La lettera è stata firmata dai sindaci Sergio Caci (Montalto), Maurizio Testa (Monte Romano), Pietro Mencarini (Tarquinia) e Fabio Bartolacci (Tuscania). A proporre l’iniziativa il consigliere di Montalto Emanuela Socciarelli.

“I disservizi riguardano le tratte Montalto di Castro-Viterbo e Montalto di Castro-Civitavecchia – spiegano nella lettera i sindaci -, negli orari di punta durante i quali abbiamo riscontrato che il trasporto dell’utenza non avviene in condizioni dignitose e di sicurezza.
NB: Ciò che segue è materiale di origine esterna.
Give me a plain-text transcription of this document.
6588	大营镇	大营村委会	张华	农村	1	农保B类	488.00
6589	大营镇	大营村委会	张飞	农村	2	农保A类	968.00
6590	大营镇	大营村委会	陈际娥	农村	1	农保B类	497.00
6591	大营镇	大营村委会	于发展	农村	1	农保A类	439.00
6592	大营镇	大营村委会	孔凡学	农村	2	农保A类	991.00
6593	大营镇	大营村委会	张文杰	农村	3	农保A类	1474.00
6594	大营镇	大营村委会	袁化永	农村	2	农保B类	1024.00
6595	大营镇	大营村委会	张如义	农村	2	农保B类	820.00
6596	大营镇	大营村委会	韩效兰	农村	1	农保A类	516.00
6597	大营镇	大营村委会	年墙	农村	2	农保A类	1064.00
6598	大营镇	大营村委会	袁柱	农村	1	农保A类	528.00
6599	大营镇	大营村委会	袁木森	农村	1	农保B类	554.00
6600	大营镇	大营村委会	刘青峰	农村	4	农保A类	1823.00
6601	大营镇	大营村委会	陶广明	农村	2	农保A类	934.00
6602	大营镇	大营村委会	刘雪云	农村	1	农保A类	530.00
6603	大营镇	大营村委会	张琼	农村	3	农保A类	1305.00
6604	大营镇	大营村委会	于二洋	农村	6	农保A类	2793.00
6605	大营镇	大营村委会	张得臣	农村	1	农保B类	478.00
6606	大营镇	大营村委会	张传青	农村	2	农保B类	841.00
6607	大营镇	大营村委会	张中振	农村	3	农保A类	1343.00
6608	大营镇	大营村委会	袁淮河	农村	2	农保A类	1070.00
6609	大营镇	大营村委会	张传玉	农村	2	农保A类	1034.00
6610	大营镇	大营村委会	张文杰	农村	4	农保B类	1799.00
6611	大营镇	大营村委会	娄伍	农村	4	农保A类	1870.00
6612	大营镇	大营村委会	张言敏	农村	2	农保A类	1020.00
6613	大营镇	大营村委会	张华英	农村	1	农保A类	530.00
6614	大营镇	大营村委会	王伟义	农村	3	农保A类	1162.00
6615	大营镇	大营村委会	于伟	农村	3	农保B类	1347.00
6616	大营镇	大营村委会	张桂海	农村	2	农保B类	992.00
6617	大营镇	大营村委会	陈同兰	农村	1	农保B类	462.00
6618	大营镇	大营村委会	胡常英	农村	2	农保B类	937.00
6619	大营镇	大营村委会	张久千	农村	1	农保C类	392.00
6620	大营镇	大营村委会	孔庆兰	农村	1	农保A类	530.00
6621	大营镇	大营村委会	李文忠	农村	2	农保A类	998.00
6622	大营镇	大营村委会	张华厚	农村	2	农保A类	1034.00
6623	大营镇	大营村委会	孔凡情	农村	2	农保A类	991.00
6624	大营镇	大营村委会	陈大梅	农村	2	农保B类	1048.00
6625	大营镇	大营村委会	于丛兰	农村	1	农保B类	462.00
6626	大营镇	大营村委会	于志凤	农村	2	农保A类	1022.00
Ovvero autobus stracolmi al limite delle proprie capacità di carico e tratte che non coprono alcune zone dove si trovano le principali scuole, molti uffici del capoluogo e quindi buona parte dell’utenza. Di conseguenza, come avviene a Civitavecchia, i ragazzi sono costretti a percorrere a piedi circa 4 chilometri di strada per raggiungere l’Istituto di Istruzione Superiore Guglielmo Marcon”.

“Ci chiediamo inoltre – concludono i sindaci – come mai il deposito di Montalto di Castro sia stato depotenziato costringendo, in caso di guasto del pullman, personale e passeggeri a interminabili attese dei soccorsi che devono sopraggiungere dai depositi delle zone di Roma, Viterbo o Amiata. Ci auguriamo che le nostre richieste, debitamente motivate, vengano accolte da Cotral evitando così i numerosi disagi che i nostri concittadini sono costretti a subire quotidianamente”.